Consider including these common species of medicinal mushrooms into your dog's complementary treatment:

  • Turkey Tail - This beautifully shaped polypore has been extensively researched for its significant immune system support, probably more than any other mushroom in the world. In Japan, a derivative of Turkey Tail comprised of polysaccharides is an approved product for cancer treatment.
  • Maitake  - Another immune-enhancing medicinal mushroom, Maitake has anti-tumor and anti-viral benefits. It has also been studied for its beneficial effects on blood pressure, blood cholesterol, and its ability to help support normal blood sugar. For this reason, we recommend using caution when administering alongside blood-sugar-lowering medication, as Maitake may enhance its effects.
  • Reishi  - A suitable adjunct to standard cancer therapies, Reishi is also indicated for growths and general inflammation. It is one of the prized "king herbs" for reducing stress, maintaining good energy levels, and balancing hormones.
  • Agaricus blazei - This immune-supporting mushroom offers a high content of polysaccharides and cellular-growth supporting compounds, helping to activate the immune system and protect the body from infection and disease.
  • Cordyceps - Another mushroom offering strong immune supporting properties, research shows that these species is essential to boost your dog’s health, stave off dangerous diseases, soothe inflammation, and enhance cardiovascular functionality.
  • Shiitake (Lentinula edodes)

    These well-known mushroom are extremely rich in amino acids, enzymes and health-supporting minerals like zinc, iron and calcium.

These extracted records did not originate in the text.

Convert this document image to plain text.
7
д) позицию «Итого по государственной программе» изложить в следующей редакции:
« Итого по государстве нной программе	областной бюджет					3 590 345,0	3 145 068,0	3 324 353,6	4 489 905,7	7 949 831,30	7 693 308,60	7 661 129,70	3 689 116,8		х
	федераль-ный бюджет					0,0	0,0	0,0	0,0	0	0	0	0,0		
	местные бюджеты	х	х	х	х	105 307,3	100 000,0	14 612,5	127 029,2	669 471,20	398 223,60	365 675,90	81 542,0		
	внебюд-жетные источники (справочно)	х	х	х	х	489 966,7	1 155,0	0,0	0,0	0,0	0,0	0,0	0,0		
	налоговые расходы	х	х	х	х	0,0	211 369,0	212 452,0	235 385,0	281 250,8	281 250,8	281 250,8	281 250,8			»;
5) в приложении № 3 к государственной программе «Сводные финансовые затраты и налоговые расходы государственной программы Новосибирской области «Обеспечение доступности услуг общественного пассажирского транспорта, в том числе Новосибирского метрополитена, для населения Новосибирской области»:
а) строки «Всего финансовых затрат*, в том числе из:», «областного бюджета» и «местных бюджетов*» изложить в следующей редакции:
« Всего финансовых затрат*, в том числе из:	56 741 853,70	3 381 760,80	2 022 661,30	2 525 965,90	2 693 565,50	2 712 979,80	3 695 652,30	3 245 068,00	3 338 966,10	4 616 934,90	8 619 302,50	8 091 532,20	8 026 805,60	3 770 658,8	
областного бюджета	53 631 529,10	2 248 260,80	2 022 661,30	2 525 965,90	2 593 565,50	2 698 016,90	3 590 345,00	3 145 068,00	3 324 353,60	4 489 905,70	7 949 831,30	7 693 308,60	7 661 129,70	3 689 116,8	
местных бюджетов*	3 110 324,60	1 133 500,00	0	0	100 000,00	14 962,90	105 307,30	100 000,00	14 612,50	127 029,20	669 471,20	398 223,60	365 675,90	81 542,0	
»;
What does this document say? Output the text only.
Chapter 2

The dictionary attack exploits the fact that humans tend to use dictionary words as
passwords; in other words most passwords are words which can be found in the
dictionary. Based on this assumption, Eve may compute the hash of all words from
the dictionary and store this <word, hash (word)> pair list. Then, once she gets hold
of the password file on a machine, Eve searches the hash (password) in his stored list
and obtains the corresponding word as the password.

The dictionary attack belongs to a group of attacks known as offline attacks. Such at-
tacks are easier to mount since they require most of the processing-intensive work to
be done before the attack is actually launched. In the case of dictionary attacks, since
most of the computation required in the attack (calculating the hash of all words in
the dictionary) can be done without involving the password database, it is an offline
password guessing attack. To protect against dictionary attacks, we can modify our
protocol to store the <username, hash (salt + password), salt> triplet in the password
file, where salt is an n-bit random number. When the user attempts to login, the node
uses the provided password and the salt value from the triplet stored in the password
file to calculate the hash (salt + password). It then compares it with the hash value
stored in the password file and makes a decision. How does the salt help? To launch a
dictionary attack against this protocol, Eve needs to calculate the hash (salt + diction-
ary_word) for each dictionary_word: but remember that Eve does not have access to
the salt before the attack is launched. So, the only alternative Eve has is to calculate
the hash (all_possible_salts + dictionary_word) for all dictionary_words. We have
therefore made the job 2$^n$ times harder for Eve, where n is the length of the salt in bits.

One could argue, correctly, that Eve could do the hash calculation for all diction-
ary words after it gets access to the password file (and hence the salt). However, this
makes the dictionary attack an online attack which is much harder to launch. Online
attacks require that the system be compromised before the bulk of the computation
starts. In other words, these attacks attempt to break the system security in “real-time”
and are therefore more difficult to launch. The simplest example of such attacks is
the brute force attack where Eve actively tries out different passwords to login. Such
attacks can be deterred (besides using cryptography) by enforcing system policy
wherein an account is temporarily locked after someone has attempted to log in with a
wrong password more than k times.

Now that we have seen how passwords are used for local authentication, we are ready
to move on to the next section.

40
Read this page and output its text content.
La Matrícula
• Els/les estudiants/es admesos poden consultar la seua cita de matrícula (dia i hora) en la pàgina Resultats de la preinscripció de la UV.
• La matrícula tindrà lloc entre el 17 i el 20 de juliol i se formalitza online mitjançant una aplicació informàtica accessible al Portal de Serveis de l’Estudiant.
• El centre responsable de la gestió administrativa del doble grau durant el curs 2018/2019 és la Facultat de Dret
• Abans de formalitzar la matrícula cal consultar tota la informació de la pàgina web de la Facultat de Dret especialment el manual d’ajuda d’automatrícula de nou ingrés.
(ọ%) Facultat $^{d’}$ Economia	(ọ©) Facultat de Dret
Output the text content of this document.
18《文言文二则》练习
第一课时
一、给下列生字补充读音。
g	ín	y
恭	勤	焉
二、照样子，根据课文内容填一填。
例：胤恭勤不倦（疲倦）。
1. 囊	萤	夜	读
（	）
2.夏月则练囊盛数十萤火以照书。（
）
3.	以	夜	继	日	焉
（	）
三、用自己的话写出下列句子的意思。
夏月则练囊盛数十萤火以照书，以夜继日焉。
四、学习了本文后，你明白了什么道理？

They are a great addition to maintaining your dog’s health by stimulating white blood cells and improving circulation.


6. How Should I Care For My Dog During Treatment?

Hopefully, knowing the signs, causes, diagnosis, and treatments associated with canine cancer will help you be prepared if it happens to your family’s furry friend. During this time it’s not uncommon to feel powerless, but there is a lot you can do at home to ensure your pup has the best fighting chance for a high quality of life.


  • Stay positive: Approach treatment with a positive attitude. Our dogs’ moods are extremely in-tune with our own, and you can help them stay content during the struggle ahead.
  • Find your own support: Coping with dog cancer is one of the hardest things we can do as pet parents. To stay strong for your dog you need your own support systems. Find someone to talk to who has been through this before. It's an incredibly tragic ordeal, but it's part of raising your beloved pup and being there for him or her every step of the way.
  • Listen to your vet: Follow the plan set out by your veterinarian and stick to it like glue. If you are curious about other treatment options be sure to speak to your vet first. Maintain communication as they are your best resource for helping you maintain a good quality of life for your dog. 
  • Complement treatment: Keep your dog happy, healthy, and comfortable. A high quality of life can mean more exercise, a nutritious diet, herbal supplementation, attention, and lots of love. 
  • Put his/her needs first: We know you want to do everything for your dog, but often aggressive treatment is not always the best option for advanced cancer in older animals. Treatment could cause more grief to your dog than they are ready for. Make sure you are doing the right thing for them and not out of selfish motivations
  • Be realistic: There may come a time when medical treatment can’t improve a poor prognosis. At this point the goal shifts from directly treating your dog’s cancer to keeping him or her comfortable and content. Enjoy your final days together as best as is possible!